Hence the Vellvm project and its ilk:

https://www.cis.upenn.edu/~stevez/vellvm

nickpsecurity · on Jan 1, 2017

Everyone with formal method background interested in this work should consider taking on one of their posted projects that would improve it. Especially Ocaml to CakeML translator.

https://cakeml.org/projects

Just email them first in case someone has done the work already. Academics sometimes are slow to update web sites due to digging deep into their research. ;) The best uses I can think of for CakeML are:

A reference implementation to do equivalence checks against with main language, a ML or not, being something optimized.

Someone to build other tools in that need high assurance of correctness. Prototype it to get the algorithm right using any amount of brains and tooling that already exist with an equivalent CakeML program coming out. Then, that turns into vetted object code.

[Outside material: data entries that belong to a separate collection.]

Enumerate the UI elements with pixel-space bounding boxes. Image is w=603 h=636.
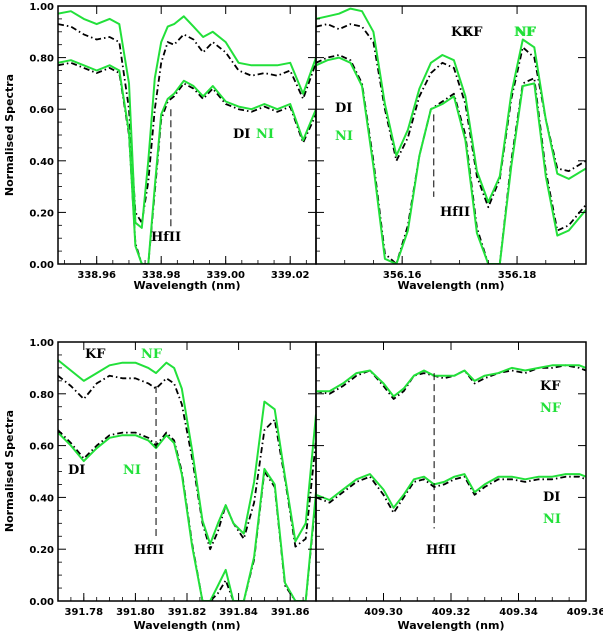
y-tick-label: 0.40 <box>29 157 54 168</box>
series-label-ni: NI <box>256 127 274 142</box>
panel-4: 409.30 409.32 409.34 409.36 Wavelength (nm) K… <box>315 341 603 632</box>
y-tick-label: 0.20 <box>29 208 54 219</box>
series-label-nf: NF <box>540 401 562 416</box>
series-label-di: DI <box>543 490 560 505</box>
x-tick-label: 391.80 <box>116 607 155 618</box>
x-tick-label: 356.18 <box>498 270 537 281</box>
x-axis-label: Wavelength (nm) <box>398 619 505 632</box>
spectra-panels: 338.96 338.98 339.00 339.02 0.00 0.20 0.40 0.60… <box>29 2 603 632</box>
series-label-di: DI <box>68 463 85 478</box>
hfii-marker-label: HfII <box>134 543 164 558</box>
x-axis-label: Wavelength (nm) <box>134 279 241 292</box>
x-tick-label: 409.32 <box>432 607 471 618</box>
y-tick-label: 0.00 <box>29 260 54 271</box>
x-axis-label: Wavelength (nm) <box>398 279 505 292</box>
series-label-ni: NI <box>335 129 353 144</box>
y-tick-label: 1.00 <box>29 338 54 349</box>
x-tick-label: 338.98 <box>142 270 181 281</box>
series-label-nf: NF <box>141 347 163 362</box>
series-nf-line <box>58 359 316 545</box>
series-nf-line <box>58 10 316 229</box>
series-label-nf: NF <box>515 25 537 40</box>
panel-1: 338.96 338.98 339.00 339.02 0.00 0.20 0.40 0.60… <box>29 2 536 292</box>
series-label-di: DI <box>233 127 250 142</box>
hfii-marker-label: HfII <box>151 230 181 245</box>
series-di-line <box>316 54 586 264</box>
x-tick-label: 409.30 <box>364 607 403 618</box>
y-tick-label: 0.80 <box>29 54 54 65</box>
x-tick-label: 339.02 <box>271 270 310 281</box>
x-tick-label: 339.00 <box>206 270 245 281</box>
x-tick-label: 409.36 <box>567 607 603 618</box>
y-tick-label: 0.60 <box>29 442 54 453</box>
x-axis-label: Wavelength (nm) <box>134 619 241 632</box>
series-label-kf: KF <box>451 25 472 40</box>
series-ni-line <box>58 59 316 264</box>
series-label-kf: KF <box>540 379 561 394</box>
y-tick-label: 0.60 <box>29 105 54 116</box>
x-tick-label: 391.78 <box>65 607 104 618</box>
series-nf-line <box>316 364 586 398</box>
series-label-kf: KF <box>85 347 106 362</box>
y-tick-label: 1.00 <box>29 2 54 13</box>
y-tick-label: 0.20 <box>29 545 54 556</box>
series-label-ni: NI <box>543 512 561 527</box>
series-di-line <box>58 61 316 264</box>
y-tick-label: 0.80 <box>29 390 54 401</box>
series-label-nf: NF <box>514 25 536 40</box>
x-tick-label: 356.16 <box>383 270 422 281</box>
y-tick-label: 0.00 <box>29 597 54 608</box>
plot-frame <box>315 5 587 265</box>
y-axis-label-bottom: Normalised Spectra <box>3 410 16 532</box>
hfii-marker-label: HfII <box>440 205 470 220</box>
series-ni-line <box>316 56 586 264</box>
series-label-di: DI <box>335 101 352 116</box>
series-kf-line <box>58 23 316 224</box>
x-tick-label: 338.96 <box>77 270 116 281</box>
plot-frame <box>57 341 317 602</box>
series-ni-line <box>316 473 586 509</box>
y-axis-label-top: Normalised Spectra <box>3 74 16 196</box>
series-nf-line <box>316 7 586 204</box>
hfii-marker-label: HfII <box>426 543 456 558</box>
x-tick-label: 409.34 <box>499 607 538 618</box>
x-tick-label: 391.84 <box>219 607 258 618</box>
series-label-ni: NI <box>123 463 141 478</box>
panel-3: 391.78 391.80 391.82 391.84 391.86 0.00 0.20 0.… <box>29 338 317 632</box>
plot-frame <box>57 5 317 265</box>
series-ni-line <box>58 431 316 601</box>
x-tick-label: 391.82 <box>168 607 207 618</box>
series-kf-line <box>58 374 316 551</box>
y-tick-label: 0.40 <box>29 493 54 504</box>
x-tick-label: 391.86 <box>271 607 310 618</box>
series-label-kf: KF <box>462 25 483 40</box>
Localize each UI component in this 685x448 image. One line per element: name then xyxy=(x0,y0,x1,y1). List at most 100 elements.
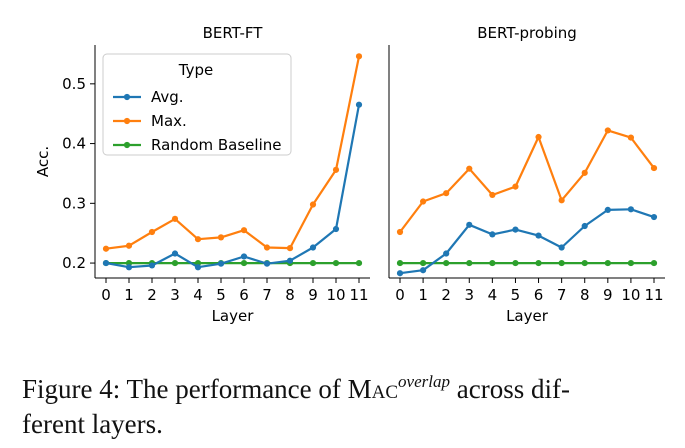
data-point-random-baseline xyxy=(309,259,317,267)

A nice language for writing low-level interpreters, assemblers, or compilers that bootstrap others in a high-confidence way. Idea being in verifiable or reproducible builds where you want a starting point that can be verified by eye. They can look at the CakeML & assembly output with some extra assurance on top of hand-doing it. One might even use the incremental compilation paper on building up a Scheme to end up with a powerful, starting language plus assurance binary matches code.

gravypod · on Jan 1, 2017

Go into the compiler explorer [0] and type the following

    val num = 10

Then take a look at the x86 generation.

What is all of that. It doesn't look like executable data needed. Is that just implicit functions or something baked into the language? If it is, why isn't it being tree-shook?

junke · on Jan 1, 2017

It seems you need to add a semi-colon after the line (the AST was empty). A minimal program is simply "();", and compiles into something even more complex. A big part of it looks like runtime setup/cleanup code, common for all programs.

clarus · on Jan 1, 2017

It seems that there are some examples here: https://github.com/CakeML/cakeml/blob/master/explorer/exampl... Whould be cool to have these examples accessible from the web interface of the compiler explorer.

gravypod · on Jan 1, 2017

Sadly it doesn't seem like you can link to a compiler output from their compiler.

Twirrim · on Jan 1, 2017

What is ML in this context? Neither CakeML nor Standard ML site appear to actually define it, and it's an acronym with a few definitions in tech (e.g. Machine Learning)

more_original · on Jan 1, 2017

It's Meta Language. The ML language was developed in the early 1970s as a meta-language for the LCF theorem prover. ML was developed as a language for programming proof tactics. The strong type system and type soundness guarantees of ML were important to guarantee that such tactics could only prove correct theorems.

https://en.wikipedia.org/wiki/ML_(programming_language)

jez · on Jan 2, 2017

For a bit of history about ML, see Appendix F: The Development of ML (on page 89) from here:

http://sml-family.org/sml97-defn.pdf

igravious · on Jan 1, 2017

https://en.wikipedia.org/wiki/ML_(programming_language)

fithisux · on Jan 2, 2017

What is the difference between CakeML and StandardML in terms of Syntax and Semantics?